Di dalam hutan, ada banyak rawa yang ditumbuhi pohon bakau, patahan koral dari laut berserakan seperti tulang diantara akar nafas yang muncul di sana sini. Banyak lubang di sana sini, konon lubang pintu rumah kepiting besar. Saya lulusan Biologi, tapi sepertinya baru pertama kali lihat langsung dari dekat ekosistem seperti ini. Huahahaha.

Setelah jalan-jalan masuk hutan, kami kembali lagi ke Pos Jaga dan tenda. Lalu menjelang magrib, sebagian besar kami masuk hutan lagi ke suatu area untuk mengabadikan momen sunset. Saya berada di rombongan terakhir. Sekitar 6 orang rombongan terakhir ini kehilangan jejak peserta di depannya. Maka kami bolak balik coba-coba arah malah nyasar, akhirnya balik ke tenda. Kami bingung, harus lari ke hutan atau belok ke pantai. Mungkin ini yang dirasakan oleh panyair puisi Kulari ke Hutan, yang dibacakan Dian Sastro dalam film Ada Apa dengan Cinta. Halah! Saya menuju ke dermaga bergabung dengan teman yang sudah ada di sana sejak tadi. Teman yang lainnya yang tadi nyasar, berangkat lagi setelah menemukan satu pemandu yang paham area.

Pulau Rambut 2

Saya menghabiskan senja di dermaga, menikmati matahari yang perlahan tenggelam. Kawanan burung bolak balik terbang, ombak masih terus berdebur kencang. Indah sekali. Menikmati sunset sembari mendengarkan cerita teman-teman angkatan yang lebih tua, tentang kuliah dan kos jaman dulu, jaman mesin ketik. Seru dan serasa saya masih muda banget. Wkwkwk.

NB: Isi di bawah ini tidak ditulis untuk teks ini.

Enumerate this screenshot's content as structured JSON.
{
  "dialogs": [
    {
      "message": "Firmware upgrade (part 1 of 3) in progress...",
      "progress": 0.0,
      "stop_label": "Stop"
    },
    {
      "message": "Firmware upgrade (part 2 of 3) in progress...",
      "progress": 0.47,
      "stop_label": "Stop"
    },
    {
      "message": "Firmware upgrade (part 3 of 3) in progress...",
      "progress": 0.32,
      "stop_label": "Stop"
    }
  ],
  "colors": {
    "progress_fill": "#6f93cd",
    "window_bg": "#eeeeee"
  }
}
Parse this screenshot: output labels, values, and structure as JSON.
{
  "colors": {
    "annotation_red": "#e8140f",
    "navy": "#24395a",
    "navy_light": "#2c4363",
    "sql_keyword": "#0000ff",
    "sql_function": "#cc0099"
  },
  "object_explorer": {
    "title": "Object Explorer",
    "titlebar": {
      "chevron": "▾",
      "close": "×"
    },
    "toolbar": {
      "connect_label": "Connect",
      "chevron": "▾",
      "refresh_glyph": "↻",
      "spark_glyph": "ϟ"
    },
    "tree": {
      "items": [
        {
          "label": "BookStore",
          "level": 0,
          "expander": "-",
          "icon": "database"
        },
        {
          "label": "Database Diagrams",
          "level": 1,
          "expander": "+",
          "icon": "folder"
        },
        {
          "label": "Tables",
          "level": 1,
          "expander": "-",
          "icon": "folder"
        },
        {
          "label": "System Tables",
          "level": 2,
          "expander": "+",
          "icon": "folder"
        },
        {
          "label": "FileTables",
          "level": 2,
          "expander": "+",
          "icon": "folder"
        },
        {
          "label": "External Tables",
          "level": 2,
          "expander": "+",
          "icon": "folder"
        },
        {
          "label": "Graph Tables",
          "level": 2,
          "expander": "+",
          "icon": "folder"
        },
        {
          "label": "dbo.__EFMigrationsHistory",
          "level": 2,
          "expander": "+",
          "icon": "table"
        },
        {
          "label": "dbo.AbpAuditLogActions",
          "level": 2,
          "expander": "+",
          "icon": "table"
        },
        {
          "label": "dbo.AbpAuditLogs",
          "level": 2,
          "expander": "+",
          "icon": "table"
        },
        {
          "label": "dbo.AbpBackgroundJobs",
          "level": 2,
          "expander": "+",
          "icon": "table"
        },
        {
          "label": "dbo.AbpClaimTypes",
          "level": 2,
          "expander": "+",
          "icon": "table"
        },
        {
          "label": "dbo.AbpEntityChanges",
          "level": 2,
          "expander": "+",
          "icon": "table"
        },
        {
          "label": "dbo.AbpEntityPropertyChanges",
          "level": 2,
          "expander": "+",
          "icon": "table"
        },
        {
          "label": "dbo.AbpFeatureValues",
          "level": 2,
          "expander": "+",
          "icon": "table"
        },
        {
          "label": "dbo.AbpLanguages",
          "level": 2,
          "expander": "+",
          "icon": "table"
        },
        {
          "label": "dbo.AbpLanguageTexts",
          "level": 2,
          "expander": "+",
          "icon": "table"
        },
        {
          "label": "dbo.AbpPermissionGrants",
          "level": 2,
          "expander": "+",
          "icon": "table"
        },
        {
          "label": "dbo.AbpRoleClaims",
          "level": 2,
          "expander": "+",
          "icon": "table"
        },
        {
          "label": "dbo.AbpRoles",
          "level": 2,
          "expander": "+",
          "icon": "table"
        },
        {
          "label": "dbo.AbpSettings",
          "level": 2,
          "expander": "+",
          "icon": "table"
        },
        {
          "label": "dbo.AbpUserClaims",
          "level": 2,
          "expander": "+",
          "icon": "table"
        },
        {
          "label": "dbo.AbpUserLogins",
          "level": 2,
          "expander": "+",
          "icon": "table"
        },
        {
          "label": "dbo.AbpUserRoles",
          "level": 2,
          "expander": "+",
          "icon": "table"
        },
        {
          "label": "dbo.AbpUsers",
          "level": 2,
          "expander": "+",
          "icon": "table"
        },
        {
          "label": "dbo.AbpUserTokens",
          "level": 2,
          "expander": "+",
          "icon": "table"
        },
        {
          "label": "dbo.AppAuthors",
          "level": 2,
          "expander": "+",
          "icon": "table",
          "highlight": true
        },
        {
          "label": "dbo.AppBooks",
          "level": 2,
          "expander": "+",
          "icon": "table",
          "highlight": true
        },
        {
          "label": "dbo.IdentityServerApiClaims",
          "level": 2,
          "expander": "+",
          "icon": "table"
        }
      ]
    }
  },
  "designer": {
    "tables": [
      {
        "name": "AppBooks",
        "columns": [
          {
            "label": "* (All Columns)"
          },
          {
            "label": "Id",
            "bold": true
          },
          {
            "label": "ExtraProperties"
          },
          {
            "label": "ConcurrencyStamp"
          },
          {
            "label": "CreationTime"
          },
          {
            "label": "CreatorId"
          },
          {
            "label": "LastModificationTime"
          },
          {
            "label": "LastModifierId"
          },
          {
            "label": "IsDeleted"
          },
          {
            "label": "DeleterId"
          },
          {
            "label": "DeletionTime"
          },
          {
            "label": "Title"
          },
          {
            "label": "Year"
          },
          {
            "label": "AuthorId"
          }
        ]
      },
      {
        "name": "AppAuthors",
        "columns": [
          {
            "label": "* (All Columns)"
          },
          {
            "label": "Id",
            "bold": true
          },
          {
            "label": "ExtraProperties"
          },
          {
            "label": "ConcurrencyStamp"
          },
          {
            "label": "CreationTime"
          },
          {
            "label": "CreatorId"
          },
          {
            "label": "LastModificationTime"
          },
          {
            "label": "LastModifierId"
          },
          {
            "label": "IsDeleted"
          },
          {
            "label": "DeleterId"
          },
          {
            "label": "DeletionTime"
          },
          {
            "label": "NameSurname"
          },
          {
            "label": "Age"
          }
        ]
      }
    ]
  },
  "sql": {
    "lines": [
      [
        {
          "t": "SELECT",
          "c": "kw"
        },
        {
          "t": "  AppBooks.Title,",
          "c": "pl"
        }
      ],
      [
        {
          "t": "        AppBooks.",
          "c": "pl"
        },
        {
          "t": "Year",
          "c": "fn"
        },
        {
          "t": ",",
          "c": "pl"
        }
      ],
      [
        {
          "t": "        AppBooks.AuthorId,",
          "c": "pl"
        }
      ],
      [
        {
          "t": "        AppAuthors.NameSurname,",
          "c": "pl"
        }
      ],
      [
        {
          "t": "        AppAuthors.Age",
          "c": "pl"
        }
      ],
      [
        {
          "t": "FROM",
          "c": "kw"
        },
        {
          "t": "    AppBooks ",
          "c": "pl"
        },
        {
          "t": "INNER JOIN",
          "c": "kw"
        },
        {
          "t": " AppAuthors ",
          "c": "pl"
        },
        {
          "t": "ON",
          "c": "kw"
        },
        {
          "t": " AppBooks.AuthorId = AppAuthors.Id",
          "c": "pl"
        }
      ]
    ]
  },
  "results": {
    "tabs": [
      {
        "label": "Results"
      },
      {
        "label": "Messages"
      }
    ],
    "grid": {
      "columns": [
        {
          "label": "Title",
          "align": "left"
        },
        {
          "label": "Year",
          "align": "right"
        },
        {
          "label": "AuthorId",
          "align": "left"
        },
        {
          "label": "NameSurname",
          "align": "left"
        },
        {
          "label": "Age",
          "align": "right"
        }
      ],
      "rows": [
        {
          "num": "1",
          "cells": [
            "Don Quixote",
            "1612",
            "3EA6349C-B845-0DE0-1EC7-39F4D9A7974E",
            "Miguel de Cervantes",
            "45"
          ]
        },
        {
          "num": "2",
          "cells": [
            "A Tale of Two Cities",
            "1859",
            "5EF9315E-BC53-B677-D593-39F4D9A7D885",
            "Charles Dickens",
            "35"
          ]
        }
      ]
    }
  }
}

Kami berkumpul kembali saat magrib untuk ibadah dan mandi, bagi yang tertarik mandi. Perlu diketahui air asin dan tidak berbusa ketika disabun. Menurut petugas jaga, hanya sabun L*febo* dan sampo *ante** yang mampu menghasilkan busa. Mereka sudah sekian lama di sana, sekian kali uji coba sabun dan sampo. 😀

Malamnya kami makan sup ikan dan tumis cumi. Enak sekali. Acara santai ngobrol apa saja. Lalu permainan dipandu oleh Mbak Any Re dan Mas Eko Eshape. Gayeng. Acara selalu heboh jika ada Koh Ivan dan Pak WWB. Banyak permainan, banyak dorprize. Sayangnya saat itu perut saya melilit, datang bulan tiba, obat pereda sakit gak ketemu, akhirnya cuma duduk menyimak.

Pulau Rambut 4

Paginya, sesaat usai subuh kami berangkat ke bagian timur Pulau untuk mengabadikan momen sunrise. Matahari muncul dari sebelah pulau Untung Jawa. Banyak burung terbang, ombak yang berdebur, dan tajuk pohon membuat sunset terekam sempurna. Sayangnya ada penampakan jalan-jalan sehingga mengganggu pemandangan. Wkwkwk. Kami mengambil momen tersebut diantara sampah-sampah berserakan. Plastik, botol, karet, boneka, sandal jepit, sepatu, dan sayangnya lagi-lagi tidak ada sepatu bagus yang sepasang berserakan. Mau buat oleh-oleh je! 😀

Selanjutnya kami balik ke tenda untuk makan pagi. Kemudian acara tanam hutan mangrove. Acara tanam bakau di Pulau rambut bagian utara. Perjalanan menyusuri pantai, lalu belok hutan. Lagi-lagi, serasa berada di puisi Tentang Kita yang dibacakan Dian Sastro. Setiap peserta dapat satu bibit bakau. Kami menanam di tanah rawa, diantara pohon bakau lainnya. Kemudian, acara bersih pantai, dengan mengumpulkan sampah ke dalam plastik-plastik besar. Sampah banyak sekali di Pulau Rambut karena ada 13 mulut sungai dari Jakarta dan Tangerang yang menuju ke Pulau tersebut. Kami berhasil mengumpulkan sekian plastik besar, mungkin ini tidak seberapa untuk membersihkannya, tapi setidaknya kami mengurangi sampah dan tentu saja jangan sampai menambah. Sampah-sampah yang sudah terkumpul dalam sekian plastik besar tersebut nantinya akan dibawa oleh petugas ke tempat pembuangan akhir di Pulau Untung Jawa, untuk dibakar di sana. Di Pulau Rambut tidak diijinkan menyalakan api untuk membakar sampah ataupun sekedar menyelakan api unggun. Mungkin karena di sana anginnya kencang dan dekat dengan hutan, banyak ranting kering, dikhawatirkan terjadi kebakaran hutan.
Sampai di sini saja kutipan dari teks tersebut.